The Link Between School Shootings And Violent Video Games
The word Columbine has come to trigger thoughts of a school shooting and massacre in American culture. The date was April 20, 1999. Eric Harris, 18, and Dylan Klebold, 17, set bombs around the school in an attempt to destroy Columbine High School and those inside. They planned to wait at the major exits and shoot those who tried to escape. When the bombs failed to detonate, the pair besieged the school killing 12 students and one teacher, injuring 24, and eventually turning the guns on themselves. It is important to remember that the shooters intentions were not a school shooting but a bombing. Although many have speculated on various elements that could have contributed to the motivation of the shooters, the question of why this heinous crime occurred remains unanswered. When trying to make sense of this shooting, the shooters’ motivation has frequently been attributed to many factors, one of which is exposure to violent video games.
Following the Columbine shooting a debate arose about the effects of playing violent video games on one’s physical aggression because the shooters spent a great deal of time playing a game called Doom together. Harris and Klebold had even created their own level in Doom that they made to look like Columbine High School. In that level the player could shoot students and teachers in the halls. This feature of making one’s own levels was part of why the shooters played the game so frequently. In the “Basement Tapes” the Columbine shooters made Harris said on March 15th, 1999 “That fucking shotgun [he kisses his gun] straight out of Doom. Go ahead and change gun laws — how do you think we got ours?”. This could possibly indicate that he saw his shotgun as the one he played with in the game Doom. It is also interesting that he points out a determined shooter will find a way to obtain a gun even if it is illegal.
A recent longitudinal study examined just this by comparing the effects of violent video games on aggression levels in adolescents versus young adults. This 2015 study found that adolescents were more likely to display aggression if they played violent video games than young adults were. Researchers also found that the amount of time spent playing violent video games did not have an effect on aggressive behaviors. This means if they played very little or a lot did not significantly correlate with aggression. While these findings are important, they were found using correlations. Correlations do not show causation, therefore it could be that aggressive individuals are more likely to play aggressive video games. Because of this, the study cannot truly suggest that violent video games cause violent behaviors.

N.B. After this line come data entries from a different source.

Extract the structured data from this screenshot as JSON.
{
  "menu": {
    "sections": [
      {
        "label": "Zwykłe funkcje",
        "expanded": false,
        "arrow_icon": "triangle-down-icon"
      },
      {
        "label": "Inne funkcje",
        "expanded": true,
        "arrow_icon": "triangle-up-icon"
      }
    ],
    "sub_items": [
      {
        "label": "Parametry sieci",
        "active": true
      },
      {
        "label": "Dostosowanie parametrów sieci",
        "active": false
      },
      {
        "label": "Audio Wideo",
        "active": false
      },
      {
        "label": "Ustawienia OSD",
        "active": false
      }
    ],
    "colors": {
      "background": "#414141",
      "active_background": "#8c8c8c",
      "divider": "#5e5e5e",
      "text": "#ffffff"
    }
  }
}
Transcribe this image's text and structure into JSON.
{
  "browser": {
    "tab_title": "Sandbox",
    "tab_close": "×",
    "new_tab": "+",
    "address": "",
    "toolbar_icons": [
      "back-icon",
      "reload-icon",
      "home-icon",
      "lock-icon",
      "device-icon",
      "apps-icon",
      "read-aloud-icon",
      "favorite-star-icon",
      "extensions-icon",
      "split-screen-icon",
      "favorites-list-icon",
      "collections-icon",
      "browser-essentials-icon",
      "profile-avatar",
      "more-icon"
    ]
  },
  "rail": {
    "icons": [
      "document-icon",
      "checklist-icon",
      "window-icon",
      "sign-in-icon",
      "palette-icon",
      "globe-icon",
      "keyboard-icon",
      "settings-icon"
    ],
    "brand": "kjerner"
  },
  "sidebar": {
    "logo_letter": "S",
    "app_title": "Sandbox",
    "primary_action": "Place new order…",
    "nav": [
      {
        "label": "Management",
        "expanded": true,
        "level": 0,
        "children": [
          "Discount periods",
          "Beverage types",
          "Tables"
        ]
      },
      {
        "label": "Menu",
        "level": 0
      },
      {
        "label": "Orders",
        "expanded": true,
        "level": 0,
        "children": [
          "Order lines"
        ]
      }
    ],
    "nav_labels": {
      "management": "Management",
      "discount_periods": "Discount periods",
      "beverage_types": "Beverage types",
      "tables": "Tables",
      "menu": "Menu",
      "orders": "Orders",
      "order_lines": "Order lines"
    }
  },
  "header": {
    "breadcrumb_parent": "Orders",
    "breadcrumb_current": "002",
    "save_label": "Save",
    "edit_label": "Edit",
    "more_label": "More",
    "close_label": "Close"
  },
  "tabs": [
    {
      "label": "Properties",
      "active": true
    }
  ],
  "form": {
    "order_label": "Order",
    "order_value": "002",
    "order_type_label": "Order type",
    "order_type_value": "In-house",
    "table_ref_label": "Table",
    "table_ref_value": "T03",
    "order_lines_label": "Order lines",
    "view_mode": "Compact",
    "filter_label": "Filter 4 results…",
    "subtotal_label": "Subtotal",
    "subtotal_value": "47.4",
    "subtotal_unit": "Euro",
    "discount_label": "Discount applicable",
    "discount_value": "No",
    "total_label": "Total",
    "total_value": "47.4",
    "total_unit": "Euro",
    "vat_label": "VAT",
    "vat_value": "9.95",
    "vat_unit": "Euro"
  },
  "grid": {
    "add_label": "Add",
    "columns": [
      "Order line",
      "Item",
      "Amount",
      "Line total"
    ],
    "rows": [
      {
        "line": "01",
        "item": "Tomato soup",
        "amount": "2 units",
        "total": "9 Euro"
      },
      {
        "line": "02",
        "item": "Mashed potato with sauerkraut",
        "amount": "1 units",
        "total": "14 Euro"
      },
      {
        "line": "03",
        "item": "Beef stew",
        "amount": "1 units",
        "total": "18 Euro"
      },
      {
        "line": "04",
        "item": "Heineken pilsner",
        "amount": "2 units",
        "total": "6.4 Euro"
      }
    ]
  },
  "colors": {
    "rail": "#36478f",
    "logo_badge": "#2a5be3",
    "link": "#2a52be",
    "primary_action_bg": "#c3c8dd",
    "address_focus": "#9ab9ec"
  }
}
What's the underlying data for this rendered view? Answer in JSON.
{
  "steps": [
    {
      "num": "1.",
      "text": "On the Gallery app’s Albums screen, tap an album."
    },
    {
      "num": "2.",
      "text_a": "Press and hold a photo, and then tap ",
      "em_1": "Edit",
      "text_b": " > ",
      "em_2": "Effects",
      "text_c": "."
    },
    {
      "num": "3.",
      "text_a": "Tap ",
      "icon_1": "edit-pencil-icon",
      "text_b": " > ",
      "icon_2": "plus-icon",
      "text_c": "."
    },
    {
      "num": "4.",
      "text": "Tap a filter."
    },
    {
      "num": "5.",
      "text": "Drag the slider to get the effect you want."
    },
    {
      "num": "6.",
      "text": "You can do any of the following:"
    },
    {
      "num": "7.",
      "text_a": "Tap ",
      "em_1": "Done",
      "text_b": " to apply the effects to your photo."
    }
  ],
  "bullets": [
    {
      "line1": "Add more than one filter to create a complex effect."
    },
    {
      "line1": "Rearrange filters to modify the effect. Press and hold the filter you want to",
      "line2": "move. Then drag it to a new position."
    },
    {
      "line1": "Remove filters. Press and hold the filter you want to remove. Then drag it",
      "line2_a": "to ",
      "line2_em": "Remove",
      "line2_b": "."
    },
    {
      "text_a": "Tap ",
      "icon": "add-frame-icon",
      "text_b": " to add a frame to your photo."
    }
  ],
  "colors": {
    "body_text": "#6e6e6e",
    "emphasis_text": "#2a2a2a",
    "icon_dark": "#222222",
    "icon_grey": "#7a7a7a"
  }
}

In another recent study, researchers looked at possible correlations between violent video game play and violent crimes. Researchers pointed out that even though the sales and distribution of violent video games had increased significantly in the past 30 years, violent crimes have decreased. However, in the immediate months following the release of a popular violent video game spikes in levels of violent crime can be detected. Perhaps there was some sort of link between the killer’s violent game play and their perception of reality that led them to commit the school shooting.
A similar thought was examined in a 2014 study. Researchers looked at ones level of fear of death in relation to violent video game play. Researchers found that those who played violent video games had lower levels of fear of death. This study also suggests that the time spent playing is not related to the results. Meaning those who played violent video games, whether it be once a month or once a day, were likely to have a lowered fear of death. While this study was more interested in the results to examine suicidal ideation, the fear of death should generalize to these school shootings that ended in suicide. The shooters game play could have desensitized them to death. This study has similar limitations on determining causation. It could be that those who have a lower fear of death are more likely to play violent video games rather than the games causing a lowered fear level.
While these findings should shed some light onto how Harris and Klebold committed such a gruesome crime, they do not explain all school shootings. It seems as though violent video games might be another small piece to the big puzzle of causation of school shootings. It is a common folly in our media to place the blame for horrific events on one factor when it is often a combination of many.